Para se adequar ao determinado pelo STF, o TJES aprovou anteprojeto de lei das desanexações efetivadas pela Resolução nº 14/2008 e submeteu-o à Assembleia Legislava do Espírito Santo, que aprovou o que veio a ser a Lei estadual nº 11.438/2021.

Essa lei estadual não dispôs sobre a desanexação dos serviços de Registro Civil de Pessoas Naturais e de Tabelionato do Distrito de Goiabeiras, Vitória, Capital, de forma que o serviço retornou ao status quo ante disciplinado pela Lei estadual nº 3.526/1982, como consequência lógica do efeito repristinatório da declaração de inconstitucionalidade da Resolução nº 14/2008.

Justamente em decorrência da preservação desses atos, na linha do quanto decidido nos autos do PCA 9291-24.2018 deste CNJ, não se há de falar em desconstituição das outorgas de delegação contempladas pelo Edital de 2013, para possibilitar a reabertura do certame de 2009, máxime porque isso contrariaria a determinação da conservação dos atos administrativos.

De fato, aceitar a pretensão da requerente implicaria não apenas na violação da coisa julgada administrativa; como também, na modificação da classificação do referido concurso e, por consequência, na anulação dos atos de delegação dos serviços notariais e de registro realizados há mais de uma década, inclusive com interferência nos atos de delegações provenientes da realização de concursos posteriores, em afronta, mais uma vez, aos princípios da segurança jurídica e da confiança legítima.

Reiteramos, portanto, o entendimento dos julgados no sentido de que o CNJ não pode fazer as suas decisões retroagirem no tempo para satisfazer requerimento extemporâneo de interessado que não se valeu da via administrativa ou judicial no momento oportuno.

Ainda que superássemos o óbice para o conhecimento deste procedimento, não haveria como atender à pretensão da requerente de reabrir a audiência de escolha ocorrida há mais de 13 (treze) anos, em prejuízo da terceira interessada, Paula Cecília da Luz Rodrigues, devidamente aprovada no concurso público deflagrado nos idos de 2013.

Para além de todo o exposto até aqui, um novo fato impede que este Conselho Nacional analise o pleito formulado pela requerente.

Conforme relatado, recentemente, em 1º de setembro de 2023, o Supremo Tribunal Federal proferiu julgamento de mérito na Ação Declaratória de Constitucionalidade – ADC n. 14, declarando a inconstitucionalidade do art. 16 da Lei federal n. 8.935/1994 e promovendo a modulação dos efeitos de sua decisão:

Ação declaratória de constitucionalidade.
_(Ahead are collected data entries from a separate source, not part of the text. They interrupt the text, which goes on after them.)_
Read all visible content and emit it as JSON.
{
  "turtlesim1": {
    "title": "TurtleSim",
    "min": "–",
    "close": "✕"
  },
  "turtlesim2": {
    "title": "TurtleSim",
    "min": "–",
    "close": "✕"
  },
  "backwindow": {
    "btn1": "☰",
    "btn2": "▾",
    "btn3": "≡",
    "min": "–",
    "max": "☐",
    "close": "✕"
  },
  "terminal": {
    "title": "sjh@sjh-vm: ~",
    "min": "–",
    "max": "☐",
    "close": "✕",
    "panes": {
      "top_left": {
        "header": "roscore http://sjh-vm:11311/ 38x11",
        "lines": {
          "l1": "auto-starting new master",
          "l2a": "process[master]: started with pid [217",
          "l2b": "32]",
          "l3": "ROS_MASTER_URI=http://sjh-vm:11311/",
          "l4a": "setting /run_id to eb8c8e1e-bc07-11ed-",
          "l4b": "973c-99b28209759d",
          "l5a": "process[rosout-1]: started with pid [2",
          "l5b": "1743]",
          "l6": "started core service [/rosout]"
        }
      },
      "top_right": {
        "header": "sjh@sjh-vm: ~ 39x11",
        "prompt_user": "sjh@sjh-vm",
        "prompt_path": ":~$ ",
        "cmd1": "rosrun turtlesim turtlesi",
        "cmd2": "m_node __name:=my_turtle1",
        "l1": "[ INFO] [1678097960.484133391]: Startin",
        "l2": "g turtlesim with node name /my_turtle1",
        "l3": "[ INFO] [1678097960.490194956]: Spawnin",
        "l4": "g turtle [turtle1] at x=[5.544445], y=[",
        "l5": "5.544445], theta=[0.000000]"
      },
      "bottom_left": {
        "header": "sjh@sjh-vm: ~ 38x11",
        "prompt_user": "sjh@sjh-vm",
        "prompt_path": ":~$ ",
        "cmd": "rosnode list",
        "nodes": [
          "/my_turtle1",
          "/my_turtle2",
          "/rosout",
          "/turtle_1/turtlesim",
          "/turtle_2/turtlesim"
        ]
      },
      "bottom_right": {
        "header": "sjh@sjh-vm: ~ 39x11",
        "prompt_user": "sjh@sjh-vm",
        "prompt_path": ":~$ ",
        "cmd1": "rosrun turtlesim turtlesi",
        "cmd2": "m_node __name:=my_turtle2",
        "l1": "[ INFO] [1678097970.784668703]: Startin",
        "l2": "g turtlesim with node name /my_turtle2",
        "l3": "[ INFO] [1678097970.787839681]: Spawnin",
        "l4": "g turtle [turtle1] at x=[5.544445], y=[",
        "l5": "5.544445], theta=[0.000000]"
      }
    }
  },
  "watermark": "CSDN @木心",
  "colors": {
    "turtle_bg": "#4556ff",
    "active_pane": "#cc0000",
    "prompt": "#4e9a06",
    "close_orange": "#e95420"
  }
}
Lei nº 8.935/94, art. 16 (na redação dada pela Lei nº 10.506/2002). Serviço notarial e de registro. Concurso de remoção mediante simples avaliação de títulos. Inconstitucionalidade. Previsão expressa no texto constitucional quanto à exigência de concurso de provas e títulos para o ingresso, por provimento inicial ou remoção, na atividade notarial e de registro (CF, art. 236, § 3º). Precedentes.

1. Inequívoca a existência de controvérsia judicial relevante, tendo em vista que o art. 16 da Lei dos Cartórios (na redação dada pela Lei nº 10.506/2002) ainda vige, cabendo a esta Corte o equacionamento definitivo quanto à constitucionalidade do dispositivo em questão.
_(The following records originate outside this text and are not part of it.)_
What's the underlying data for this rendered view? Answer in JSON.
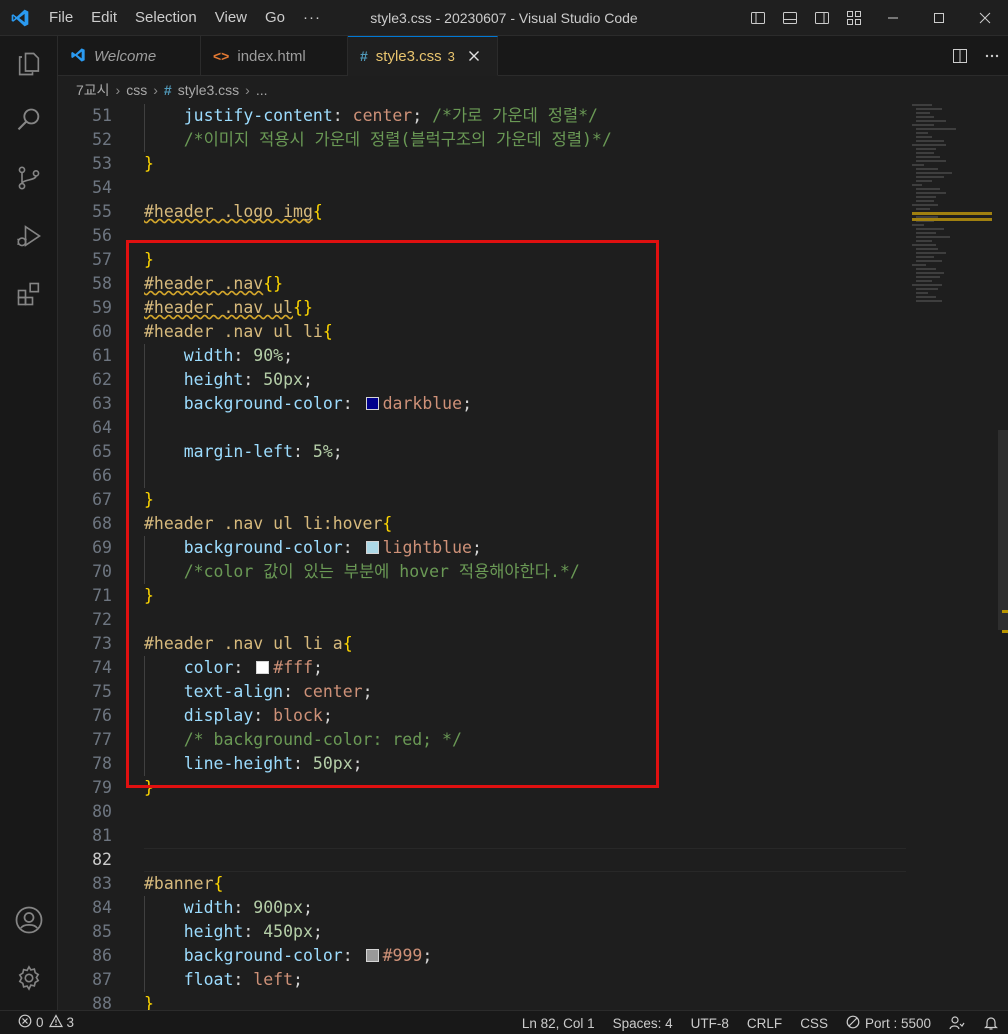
{
  "window": {
    "title": "style3.css - 20230607 - Visual Studio Code",
    "menu": [
      "File",
      "Edit",
      "Selection",
      "View",
      "Go",
      "···"
    ]
  },
  "tabs": [
    {
      "label": "Welcome",
      "icon": "vscode-icon",
      "active": false
    },
    {
      "label": "index.html",
      "icon": "html-icon",
      "icon_glyph": "<>",
      "active": false
    },
    {
      "label": "style3.css",
      "icon": "css-icon",
      "icon_glyph": "#",
      "badge": "3",
      "active": true
    }
  ],
  "breadcrumb": [
    "7교시",
    "css",
    "style3.css",
    "..."
  ],
  "editor": {
    "current_line": "82",
    "lines": [
      {
        "n": "51",
        "indent": 1,
        "tokens": [
          [
            "prop",
            "justify-content"
          ],
          [
            "punc",
            ": "
          ],
          [
            "val",
            "center"
          ],
          [
            "punc",
            "; "
          ],
          [
            "com",
            "/*가로 가운데 정렬*/"
          ]
        ]
      },
      {
        "n": "52",
        "indent": 1,
        "tokens": [
          [
            "com",
            "/*이미지 적용시 가운데 정렬(블럭구조의 가운데 정렬)*/"
          ]
        ]
      },
      {
        "n": "53",
        "indent": 0,
        "tokens": [
          [
            "brace",
            "}"
          ]
        ]
      },
      {
        "n": "54",
        "indent": 0,
        "tokens": []
      },
      {
        "n": "55",
        "indent": 0,
        "tokens": [
          [
            "selsq",
            "#header .logo img"
          ],
          [
            "brace",
            "{"
          ]
        ]
      },
      {
        "n": "56",
        "indent": 0,
        "tokens": []
      },
      {
        "n": "57",
        "indent": 0,
        "tokens": [
          [
            "brace",
            "}"
          ]
        ]
      },
      {
        "n": "58",
        "indent": 0,
        "tokens": [
          [
            "selsq",
            "#header .nav"
          ],
          [
            "brace",
            "{}"
          ]
        ]
      },
      {
        "n": "59",
        "indent": 0,
        "tokens": [
          [
            "selsq",
            "#header .nav ul"
          ],
          [
            "brace",
            "{}"
          ]
        ]
      },
      {
        "n": "60",
        "indent": 0,
        "tokens": [
          [
            "sel",
            "#header .nav ul li"
          ],
          [
            "brace",
            "{"
          ]
        ]
      },
      {
        "n": "61",
        "indent": 1,
        "tokens": [
          [
            "prop",
            "width"
          ],
          [
            "punc",
            ": "
          ],
          [
            "num",
            "90%"
          ],
          [
            "punc",
            ";"
          ]
        ]
      },
      {
        "n": "62",
        "indent": 1,
        "tokens": [
          [
            "prop",
            "height"
          ],
          [
            "punc",
            ": "
          ],
          [
            "num",
            "50px"
          ],
          [
            "punc",
            ";"
          ]
        ]
      },
      {
        "n": "63",
        "indent": 1,
        "tokens": [
          [
            "prop",
            "background-color"
          ],
          [
            "punc",
            ": "
          ],
          [
            "swatch",
            "#00008b"
          ],
          [
            "val",
            "darkblue"
          ],
          [
            "punc",
            ";"
          ]
        ]
      },
      {
        "n": "64",
        "indent": 1,
        "tokens": []
      },
      {
        "n": "65",
        "indent": 1,
        "tokens": [
          [
            "prop",
            "margin-left"
          ],
          [
            "punc",
            ": "
          ],
          [
            "num",
            "5%"
          ],
          [
            "punc",
            ";"
          ]
        ]
      },
      {
        "n": "66",
        "indent": 1,
        "tokens": []
      },
      {
        "n": "67",
        "indent": 0,
        "tokens": [
          [
            "brace",
            "}"
          ]
        ]
      },
      {
        "n": "68",
        "indent": 0,
        "tokens": [
          [
            "sel",
            "#header .nav ul li:hover"
          ],
          [
            "brace",
            "{"
          ]
        ]
      },
      {
        "n": "69",
        "indent": 1,
        "tokens": [
          [
            "prop",
            "background-color"
          ],
          [
            "punc",
            ": "
          ],
          [
            "swatch",
            "#add8e6"
          ],
          [
            "val",
            "lightblue"
          ],
          [
            "punc",
            ";"
          ]
        ]
      },
      {
        "n": "70",
        "indent": 1,
        "tokens": [
          [
            "com",
            "/*color 값이 있는 부분에 hover 적용해야한다.*/"
          ]
        ]
      },
      {
        "n": "71",
        "indent": 0,
        "tokens": [
          [
            "brace",
            "}"
          ]
        ]
      },
      {
        "n": "72",
        "indent": 0,
        "tokens": []
      },
      {
        "n": "73",
        "indent": 0,
        "tokens": [
          [
            "sel",
            "#header .nav ul li a"
          ],
          [
            "brace",
            "{"
          ]
        ]
      },
      {
        "n": "74",
        "indent": 1,
        "tokens": [
          [
            "prop",
            "color"
          ],
          [
            "punc",
            ": "
          ],
          [
            "swatch",
            "#ffffff"
          ],
          [
            "val",
            "#fff"
          ],
          [
            "punc",
            ";"
          ]
        ]
      },
      {
        "n": "75",
        "indent": 1,
        "tokens": [
          [
            "prop",
            "text-align"
          ],
          [
            "punc",
            ": "
          ],
          [
            "val",
            "center"
          ],
          [
            "punc",
            ";"
          ]
        ]
      },
      {
        "n": "76",
        "indent": 1,
        "tokens": [
          [
            "prop",
            "display"
          ],
          [
            "punc",
            ": "
          ],
          [
            "val",
            "block"
          ],
          [
            "punc",
            ";"
          ]
        ]
      },
      {
        "n": "77",
        "indent": 1,
        "tokens": [
          [
            "com",
            "/* background-color: red; */"
          ]
        ]
      },
      {
        "n": "78",
        "indent": 1,
        "tokens": [
          [
            "prop",
            "line-height"
          ],
          [
            "punc",
            ": "
          ],
          [
            "num",
            "50px"
          ],
          [
            "punc",
            ";"
          ]
        ]
      },
      {
        "n": "79",
        "indent": 0,
        "tokens": [
          [
            "brace",
            "}"
          ]
        ]
      },
      {
        "n": "80",
        "indent": 0,
        "tokens": []
      },
      {
        "n": "81",
        "indent": 0,
        "tokens": []
      },
      {
        "n": "82",
        "indent": 0,
        "tokens": []
      },
      {
        "n": "83",
        "indent": 0,
        "tokens": [
          [
            "sel",
            "#banner"
          ],
          [
            "brace",
            "{"
          ]
        ]
      },
      {
        "n": "84",
        "indent": 1,
        "tokens": [
          [
            "prop",
            "width"
          ],
          [
            "punc",
            ": "
          ],
          [
            "num",
            "900px"
          ],
          [
            "punc",
            ";"
          ]
        ]
      },
      {
        "n": "85",
        "indent": 1,
        "tokens": [
          [
            "prop",
            "height"
          ],
          [
            "punc",
            ": "
          ],
          [
            "num",
            "450px"
          ],
          [
            "punc",
            ";"
          ]
        ]
      },
      {
        "n": "86",
        "indent": 1,
        "tokens": [
          [
            "prop",
            "background-color"
          ],
          [
            "punc",
            ": "
          ],
          [
            "swatch",
            "#999999"
          ],
          [
            "val",
            "#999"
          ],
          [
            "punc",
            ";"
          ]
        ]
      },
      {
        "n": "87",
        "indent": 1,
        "tokens": [
          [
            "prop",
            "float"
          ],
          [
            "punc",
            ": "
          ],
          [
            "val",
            "left"
          ],
          [
            "punc",
            ";"
          ]
        ]
      },
      {
        "n": "88",
        "indent": 0,
        "tokens": [
          [
            "brace",
            "}"
          ]
        ]
      }
    ]
  },
  "status": {
    "errors": "0",
    "warnings": "3",
    "position": "Ln 82, Col 1",
    "spaces": "Spaces: 4",
    "encoding": "UTF-8",
    "eol": "CRLF",
    "language": "CSS",
    "port": "Port : 5500"
  },
  "colors": {
    "accent": "#0078d4",
    "highlight_box": "#e01010"
  }
}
2. É consabido que os notários e registradores não são servidores públicos em sentido estrito, mas particulares em colaboração com o Poder Público (ADI 2.602, Red. do acórdão Min. Eros Grau, Tribunal Pleno, j. 24.11.2005, DJ 31.3.2006; RE 842.846, Rel. Min. Luiz Fux, Tribunal Pleno, j. 27.02.2019, DJe 13.8.2019). Não existe quadro de carreira no âmbito dos serviços notariais e de registro. Cada serventia ostenta características únicas, com diferentes condições de receita, despesas, encargos e dívida.

3. Ao contrário da remoção dos servidores públicos, na qual ocorre provimento horizontal em cargo idêntico, nos serviços notariais e registrais a remoção importa em investidura em serventia com características econômicas e administrativas diversas, maior grau de responsabilidade e superior complexidade de atribuições.
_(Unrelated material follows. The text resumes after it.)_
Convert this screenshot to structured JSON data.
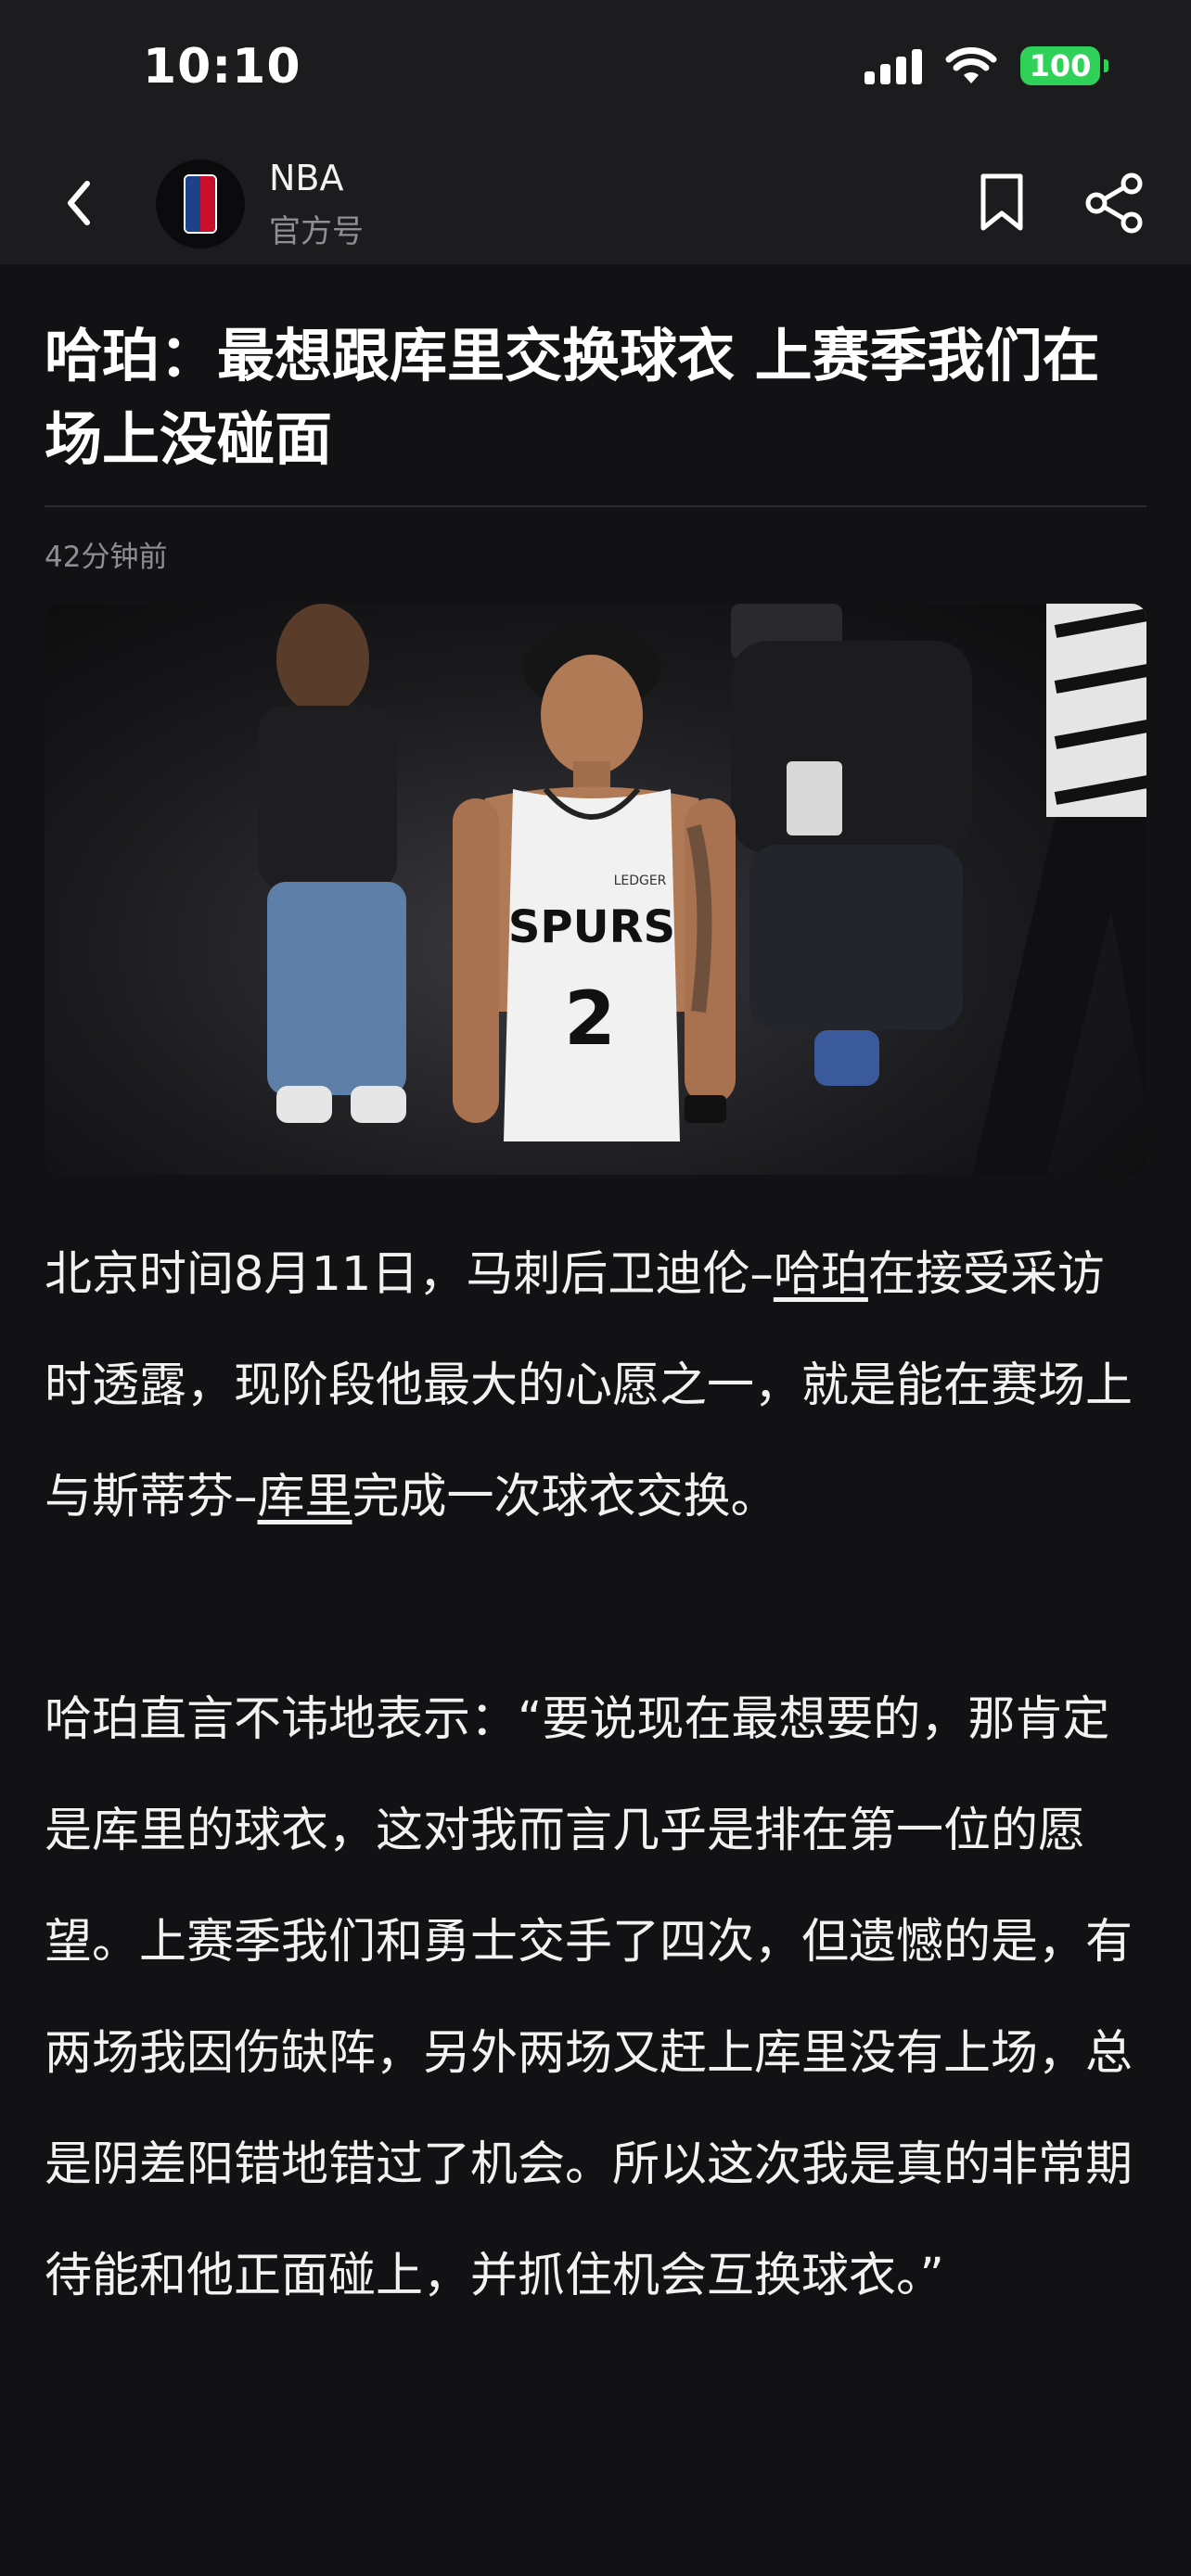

4. A configuração dos concursos públicos nas modalidades provas ou provas e títulos resulta da “natureza e complexidade” da atividade na qual ocorrerá a investidura (CF, art. 37, II). Por isso mesmo, tendo em vista o caráter essencial e a elevada complexidade de que se revestem os serviços notariais e de registro, a Constituição Federal define que o ingresso em tais atividades, por provimento inicial ou remoção, exige a prévia aprovação em concurso de provas e títulos (CF, art. 236, § 3º). Precedentes.

5. Ação declaratória de constitucionalidade conhecida. Pedido julgado improcedente, declarando-se, em consequência, a inconstitucionalidade do art. 16 da Lei nº 8.935/94, na redação dada pela Lei nº 10.506/2002.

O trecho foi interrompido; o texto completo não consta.